Seneca diceva che «non si può dirigere il vento, ma si possono orientare le vele», c’è un modo per affrontare queste dinamiche?
«La soluzione a un sistema così complesso non è certo banale ed immediata, perché vanno messe in campo azioni di mitigazione e adattamento, per esempio, installando barriere più evolute ed efficaci di quelle di Metaponto, su tutta la costa. Barriere che, però, vanno manutenute regolarmente, per garantirsi la loro efficacia. Oggi a Metaponto sono state installate solo nella parte centrale e comunque stanno producendo buoni risultati, nonostante la manutenzione inesistente».
Deve cambiare anche la modalità di utilizzo della costa?

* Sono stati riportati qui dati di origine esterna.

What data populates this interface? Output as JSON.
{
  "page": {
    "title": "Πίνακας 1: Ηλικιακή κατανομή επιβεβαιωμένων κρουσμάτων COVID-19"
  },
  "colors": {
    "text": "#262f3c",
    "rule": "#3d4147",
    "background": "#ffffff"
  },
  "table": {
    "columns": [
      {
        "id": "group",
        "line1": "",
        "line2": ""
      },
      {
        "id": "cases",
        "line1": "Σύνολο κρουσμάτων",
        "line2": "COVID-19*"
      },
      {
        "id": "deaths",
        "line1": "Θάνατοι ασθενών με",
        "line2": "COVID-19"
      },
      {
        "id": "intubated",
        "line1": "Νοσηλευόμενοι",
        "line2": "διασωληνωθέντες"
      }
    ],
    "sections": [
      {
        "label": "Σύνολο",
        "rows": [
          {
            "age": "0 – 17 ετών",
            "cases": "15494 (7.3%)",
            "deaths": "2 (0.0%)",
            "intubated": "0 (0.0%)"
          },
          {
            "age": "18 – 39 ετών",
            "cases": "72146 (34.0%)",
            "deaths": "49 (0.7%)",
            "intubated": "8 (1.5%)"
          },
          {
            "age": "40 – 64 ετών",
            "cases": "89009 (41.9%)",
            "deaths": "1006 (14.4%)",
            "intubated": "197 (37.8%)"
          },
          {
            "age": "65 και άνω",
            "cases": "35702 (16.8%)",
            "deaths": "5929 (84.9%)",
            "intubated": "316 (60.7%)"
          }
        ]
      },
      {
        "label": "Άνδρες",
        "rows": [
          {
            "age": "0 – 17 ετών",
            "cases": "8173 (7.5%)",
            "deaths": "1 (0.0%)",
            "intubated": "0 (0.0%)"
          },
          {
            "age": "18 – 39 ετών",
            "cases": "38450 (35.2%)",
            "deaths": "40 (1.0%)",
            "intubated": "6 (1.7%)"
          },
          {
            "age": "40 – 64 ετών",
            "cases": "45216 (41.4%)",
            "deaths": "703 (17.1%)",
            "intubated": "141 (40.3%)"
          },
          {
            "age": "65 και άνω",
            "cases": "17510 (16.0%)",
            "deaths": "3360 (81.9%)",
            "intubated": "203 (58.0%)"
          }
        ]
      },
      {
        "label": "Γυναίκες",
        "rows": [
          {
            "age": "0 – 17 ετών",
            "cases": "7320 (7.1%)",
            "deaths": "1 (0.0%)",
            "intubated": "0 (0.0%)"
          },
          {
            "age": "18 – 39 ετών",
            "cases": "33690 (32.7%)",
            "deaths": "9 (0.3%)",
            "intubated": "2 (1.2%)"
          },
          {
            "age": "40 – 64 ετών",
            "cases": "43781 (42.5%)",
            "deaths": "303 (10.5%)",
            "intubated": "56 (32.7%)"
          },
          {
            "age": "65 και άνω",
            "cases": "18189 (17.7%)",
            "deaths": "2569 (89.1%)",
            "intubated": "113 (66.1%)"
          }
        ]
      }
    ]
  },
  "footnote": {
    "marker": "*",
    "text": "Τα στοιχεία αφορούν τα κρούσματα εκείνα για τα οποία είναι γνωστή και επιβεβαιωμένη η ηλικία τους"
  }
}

«Certo, va realizzato un uso diverso della costa, perché con le barriere si tiene a bada il mare, proteggendo anche le aree agricole a rischio inondazione, come le pinete e le aree Sic e Zps in genere. Serve, perciò, una pianificazione integrata che tenga insieme tutto, persino le unità abitative più vicine al mare. I lidi dovranno essere dislocati dietro il parco dunale, la soluzione certamente non è nel ripascimento costiero perché il mare avanza comunque. Con la Regione Basilicata è necessario costruire gruppi di lavoro, che portino a compimento le soluzioni studiate. Al di là della politica che passa, occorre coinvolgere attivamente i territori nella pianificazione, le comunità locali devono dare il loro apporto anche garantendo la continuità in ciò che si fa. La soluzione non deve essere calata dall’alto insomma».